Things to Know When Considering a Career Change

The decision to change careers is one you cannot take lightly. However, it is also one that you should not dismiss if you are feeling unmotivated or unhappy in your current role.

As a matter of fact, career changes have become increasingly common in modern professional environments. For instance, the United States Bureau of Labor Statistics (BLS) reports that, between 2015 and 2016, four percent of workers went through career changes. If you want to earn more money and take on a new challenge or feel unsatisfied with your current job, changing careers may be a good option, as long as you are aware of the risks generally associated with this transition.

On the other hand, despite the fact that career changes are increasingly common in today’s society, they may not always lead to happiness or financial success. Thus, making a successful transition from one career to another requires careful planning and consideration. Furthermore, you must be prepared to give up the perks of your current career and take a professional leap into a new field. Below are some of the most important things to know when considering a career change.

Identify Your Reasons and Goals Before Changing Careers

Examining your reasons for wanting to make a career change is the first step in a decision-making process. Therefore, avoid quitting your current job to pursue a new career after a single specific issue. For instance, a slight disagreement with a coworker is generally not a good reason to switch careers. You also should not consider changing careers because you expect the office political atmosphere to be different when you pursue another line of work. Overall, disagreements and personality conflicts will exist in any career path you choose. Generally acceptable reasons to consider a career change include the following:

  • You can earn more money in a different field
  • You are consistently unable to deal and overcome issues and stress factors that are commonplace in your field of work
  • You believe that your chosen new career will significantly improve your personal life

In addition, identifying your goals is a necessary step when determining if a career change is right for you. Even if you know that you want to change careers, accepting the first new offer you get may land you in the wrong line of work. For a successful career change, make sure to list out possible options from which you can choose. When making your list, consider:

  • Current skills you have, and how they will apply to each listed career.
  • How much you will earn in the new career you are taking into consideration.
  • Ongoing requirements for that particular career choice, such as additional educational requirements.
  • Projected job availability for the career path you want to embark on.
  • Your general level of interest in the career you are considering.
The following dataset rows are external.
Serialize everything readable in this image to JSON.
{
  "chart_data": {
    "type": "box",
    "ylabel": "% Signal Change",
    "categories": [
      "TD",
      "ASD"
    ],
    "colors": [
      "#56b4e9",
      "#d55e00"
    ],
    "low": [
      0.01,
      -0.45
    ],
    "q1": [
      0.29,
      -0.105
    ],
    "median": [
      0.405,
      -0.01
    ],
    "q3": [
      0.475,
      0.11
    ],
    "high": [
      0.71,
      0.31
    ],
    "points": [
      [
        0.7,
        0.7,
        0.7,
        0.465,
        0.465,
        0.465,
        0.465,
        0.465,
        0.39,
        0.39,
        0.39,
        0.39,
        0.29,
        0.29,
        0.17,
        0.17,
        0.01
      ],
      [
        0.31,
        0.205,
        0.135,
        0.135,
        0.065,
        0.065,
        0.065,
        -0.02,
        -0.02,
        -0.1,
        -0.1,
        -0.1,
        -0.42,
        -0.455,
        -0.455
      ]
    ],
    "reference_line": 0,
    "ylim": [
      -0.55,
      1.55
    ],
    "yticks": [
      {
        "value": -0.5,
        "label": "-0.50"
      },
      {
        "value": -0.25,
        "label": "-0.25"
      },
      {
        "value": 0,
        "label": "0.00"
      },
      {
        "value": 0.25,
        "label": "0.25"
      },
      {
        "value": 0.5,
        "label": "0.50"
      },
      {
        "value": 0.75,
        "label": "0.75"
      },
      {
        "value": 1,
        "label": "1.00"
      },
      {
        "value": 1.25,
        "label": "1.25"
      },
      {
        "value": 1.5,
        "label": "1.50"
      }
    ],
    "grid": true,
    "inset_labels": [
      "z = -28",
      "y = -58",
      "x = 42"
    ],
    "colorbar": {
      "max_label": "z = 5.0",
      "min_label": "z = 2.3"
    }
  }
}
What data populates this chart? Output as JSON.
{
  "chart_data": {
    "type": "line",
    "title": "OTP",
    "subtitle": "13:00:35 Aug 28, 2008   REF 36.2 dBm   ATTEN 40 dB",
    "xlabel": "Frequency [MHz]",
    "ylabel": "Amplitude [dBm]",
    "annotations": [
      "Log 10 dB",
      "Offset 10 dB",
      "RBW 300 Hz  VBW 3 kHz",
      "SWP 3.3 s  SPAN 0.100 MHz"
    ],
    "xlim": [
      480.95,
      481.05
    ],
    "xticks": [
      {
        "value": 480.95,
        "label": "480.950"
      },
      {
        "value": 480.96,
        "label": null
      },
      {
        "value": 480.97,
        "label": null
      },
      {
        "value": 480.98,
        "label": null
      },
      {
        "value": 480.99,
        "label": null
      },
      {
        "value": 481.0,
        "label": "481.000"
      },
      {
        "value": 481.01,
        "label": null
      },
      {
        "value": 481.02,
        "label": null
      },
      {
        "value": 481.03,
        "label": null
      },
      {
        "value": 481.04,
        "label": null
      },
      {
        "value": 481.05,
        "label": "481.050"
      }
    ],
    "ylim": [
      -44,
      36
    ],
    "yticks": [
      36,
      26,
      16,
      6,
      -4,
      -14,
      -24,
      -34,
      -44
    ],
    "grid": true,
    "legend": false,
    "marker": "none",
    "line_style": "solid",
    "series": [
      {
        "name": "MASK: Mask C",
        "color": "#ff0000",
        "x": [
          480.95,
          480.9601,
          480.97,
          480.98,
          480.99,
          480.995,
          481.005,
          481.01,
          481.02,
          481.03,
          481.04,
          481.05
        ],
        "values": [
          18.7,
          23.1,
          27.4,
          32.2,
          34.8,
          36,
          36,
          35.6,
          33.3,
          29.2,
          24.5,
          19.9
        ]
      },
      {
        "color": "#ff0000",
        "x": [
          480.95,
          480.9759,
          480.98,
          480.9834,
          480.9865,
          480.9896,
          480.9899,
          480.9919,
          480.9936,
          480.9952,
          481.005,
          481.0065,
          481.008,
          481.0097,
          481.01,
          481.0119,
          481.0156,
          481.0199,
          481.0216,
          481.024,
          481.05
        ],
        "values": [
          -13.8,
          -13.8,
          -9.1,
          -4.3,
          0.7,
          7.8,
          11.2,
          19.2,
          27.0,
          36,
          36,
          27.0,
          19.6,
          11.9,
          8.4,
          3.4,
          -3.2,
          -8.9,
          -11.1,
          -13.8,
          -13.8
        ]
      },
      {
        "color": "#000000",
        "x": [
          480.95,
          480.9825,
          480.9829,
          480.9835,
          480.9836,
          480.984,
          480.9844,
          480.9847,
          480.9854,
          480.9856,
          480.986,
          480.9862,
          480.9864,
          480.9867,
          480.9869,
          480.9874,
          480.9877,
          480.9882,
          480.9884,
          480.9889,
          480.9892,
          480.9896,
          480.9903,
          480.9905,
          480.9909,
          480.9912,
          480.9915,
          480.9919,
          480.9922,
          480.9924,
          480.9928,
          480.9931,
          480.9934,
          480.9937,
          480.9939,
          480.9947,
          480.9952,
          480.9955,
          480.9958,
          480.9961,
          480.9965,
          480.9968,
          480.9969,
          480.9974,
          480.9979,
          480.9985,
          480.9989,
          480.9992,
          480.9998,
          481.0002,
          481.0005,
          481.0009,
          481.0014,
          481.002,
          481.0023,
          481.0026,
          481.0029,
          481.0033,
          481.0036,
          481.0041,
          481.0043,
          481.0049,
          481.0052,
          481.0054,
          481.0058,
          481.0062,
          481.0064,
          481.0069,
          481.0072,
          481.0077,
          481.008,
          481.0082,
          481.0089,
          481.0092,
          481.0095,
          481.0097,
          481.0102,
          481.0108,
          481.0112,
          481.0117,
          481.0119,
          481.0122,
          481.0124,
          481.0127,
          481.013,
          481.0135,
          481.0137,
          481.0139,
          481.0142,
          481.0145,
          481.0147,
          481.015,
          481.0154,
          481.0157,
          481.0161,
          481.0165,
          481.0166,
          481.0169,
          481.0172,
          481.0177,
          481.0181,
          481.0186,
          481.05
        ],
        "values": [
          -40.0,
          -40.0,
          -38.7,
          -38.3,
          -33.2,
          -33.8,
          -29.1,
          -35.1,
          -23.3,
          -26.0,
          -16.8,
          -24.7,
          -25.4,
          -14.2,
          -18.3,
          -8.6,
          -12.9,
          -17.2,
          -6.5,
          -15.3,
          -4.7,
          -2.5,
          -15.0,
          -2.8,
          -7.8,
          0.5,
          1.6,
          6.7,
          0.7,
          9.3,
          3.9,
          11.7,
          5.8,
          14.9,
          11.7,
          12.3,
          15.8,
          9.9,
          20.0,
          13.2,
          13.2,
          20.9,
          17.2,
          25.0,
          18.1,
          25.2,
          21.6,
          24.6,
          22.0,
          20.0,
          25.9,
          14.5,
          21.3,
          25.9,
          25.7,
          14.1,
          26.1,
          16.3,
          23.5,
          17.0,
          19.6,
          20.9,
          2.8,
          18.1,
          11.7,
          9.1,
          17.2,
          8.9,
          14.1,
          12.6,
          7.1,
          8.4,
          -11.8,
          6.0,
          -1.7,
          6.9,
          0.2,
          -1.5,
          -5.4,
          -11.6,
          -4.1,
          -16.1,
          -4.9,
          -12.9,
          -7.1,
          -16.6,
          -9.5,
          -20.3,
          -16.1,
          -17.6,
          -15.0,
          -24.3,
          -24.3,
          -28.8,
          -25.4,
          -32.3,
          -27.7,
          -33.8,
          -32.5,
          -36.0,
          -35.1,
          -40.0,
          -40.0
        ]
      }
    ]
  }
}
A Career Change May Present Some Immediate Challenges

The career change you are considering may involve starting your own business or working for a different company in another industry. In any case, you will certainly have to overcome obstacles in order to make the transition a successful one.

For example, starting your own business will require a financial investment. You will also have to invest a lot of time and effort to get the business running. Conversely, working as an employee in a new industry may also be difficult. Financial struggles may be a concern if you have a period of unemployment while you look for work in your new field. You may also have to:

  • Start working in a lower position than you expect.
  • Take a salary cut until you can work your way up in the new company.
  • Lose benefits and recognition you held at your previous place of employment.

As the new person at a company, you will also be faced with the challenge of proving yourself to your new coworkers and supervisors. Therefore, you must focus on making a name for yourself in your new environment. Moreover, you have to be able to illustrate the skills and traits that make you an asset to the company, which will ultimately help you to thrive in your new field.

Making a Career Change Requires Research

You may have chosen a new career that you think you would enjoy. After carefully examining the possible challenges you will face, you may also feel ready to start working in that field. However, making a career change will require you to research every aspect of that transition process.

For instance, you may choose a career that suits you perfectly, but that does not mean all jobs within the field will be right for you. Thus, taking the time to research local businesses in your chosen field and locate the type of work environment that suits you best is essential for success. Failure to do so may result in you wanting to make another career change once again in the near future.

Make Sure That the Timing Is Right

When making a career change, the timing of that transition is as important as the new career you choose. For that reason, you must evaluate how long you should stay at your current job first. For example, changing careers after a sudden job loss makes sense. During such a time, you can focus on honing new skills and take the opportunity to get into a new industry. However, it may be a bad time to change careers if:

  • You are currently employed by a company that shows appreciation for your work and invests in your professional development.
  • Life events have placed you in a situation requiring the financial stability that is provided by your current job.
  • You need time to undergo educational courses and hone the necessary skills to succeed in a new career.
  • Networking is required before you have enough contacts to help you advance in a new field.

When considering the timing of your career change, you may want to discuss this transition with your friends and relatives. They may have insights that will help you determine whether the timing is right for you to try a new profession. If they all support your decision, it is a good sign that the decision is right. Otherwise, you may want to consider their feedback. For example, if your spouse has an excellent income, he or she may be willing to provide both emotional and financial support during your career transition. However, if money is currently tight in your household, your spouse may suggest you postpone taking such a risk.